The Diet affairs chiefs of the Democratic Party of Japan and Liberal Democratic Party agreed Friday to adopt Diet resolutions protesting South Korean President Lee Myung Bak’s recent visit to the group of islets controlled by South Korea and claimed by Japan.
The agreement reached by the DPJ’s Koriki Jojima and the LDP’s Fumio Kishida covers resolutions to be introduced in both houses of the Diet to protest Lee’s Aug. 10 visit to the isles known as Takeshima in Japan and Dokdo in South Korea.
They said they will seek the support of other parties in a bid to have both resolutions adopted unanimously.
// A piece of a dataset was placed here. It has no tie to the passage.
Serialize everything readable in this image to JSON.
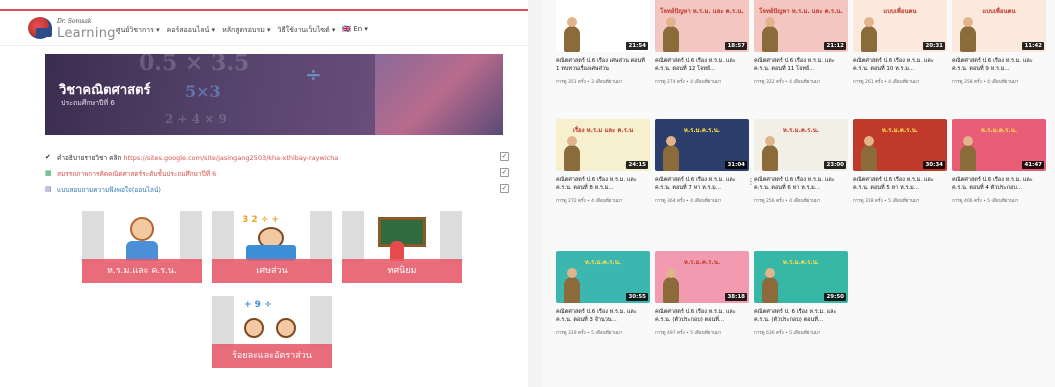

The two main parties have yet to decide whether the resolutions will include language protesting Wednesday’s landing by Chinese activists on one of the Senkaku Islands in the East China Sea in another of Japan’s territorial disputes.
According to the Lower and Upper House secretariats, the Diet adopted a resolution over Takeshima in November 1953 but has never passed a resolution concerning the Senkakus.
South Korean President Lee Myung Bak delivered a speech Aug. 14 demanding that Emperor Akihito apologize over Japan’s 1910-1945 colonial rule of the Korean Peninsula in the event that he wishes to travel to the country.
Four days earlier, Lee became the first South Korean president to visit the disputed islets in the Sea of Japan. The isles, which are controlled by South Korea, are located about halfway between the two countries.
On the Senkakus incident, a nonpartisan group of lawmakers issued a statement Thursday protesting the Chinese activists’ actions and urging Prime Minister Yoshihiko Noda’s government to deal sternly with the matter. They also called for security around the islets to be beefed up, for example by stationing government officials on the uninhabited outcroppings.
The Liberal Democratic Party issued a statement Thursday criticizing the activists and demanding Noda’s administration make public video footage of the incident from the Japan Coast Guard to “make the facts clear.” It also called for measures to boost Japan’s administration of the isles, such as stationing officials on them and nationalizing the land.
A separate statement by the LDP slammed Lee’s remarks about the Emperor as “extremely rude” and demanded he apologize and retract them. The party also urged the government to review bilateral policies toward South Korea, including a currency swap agreement.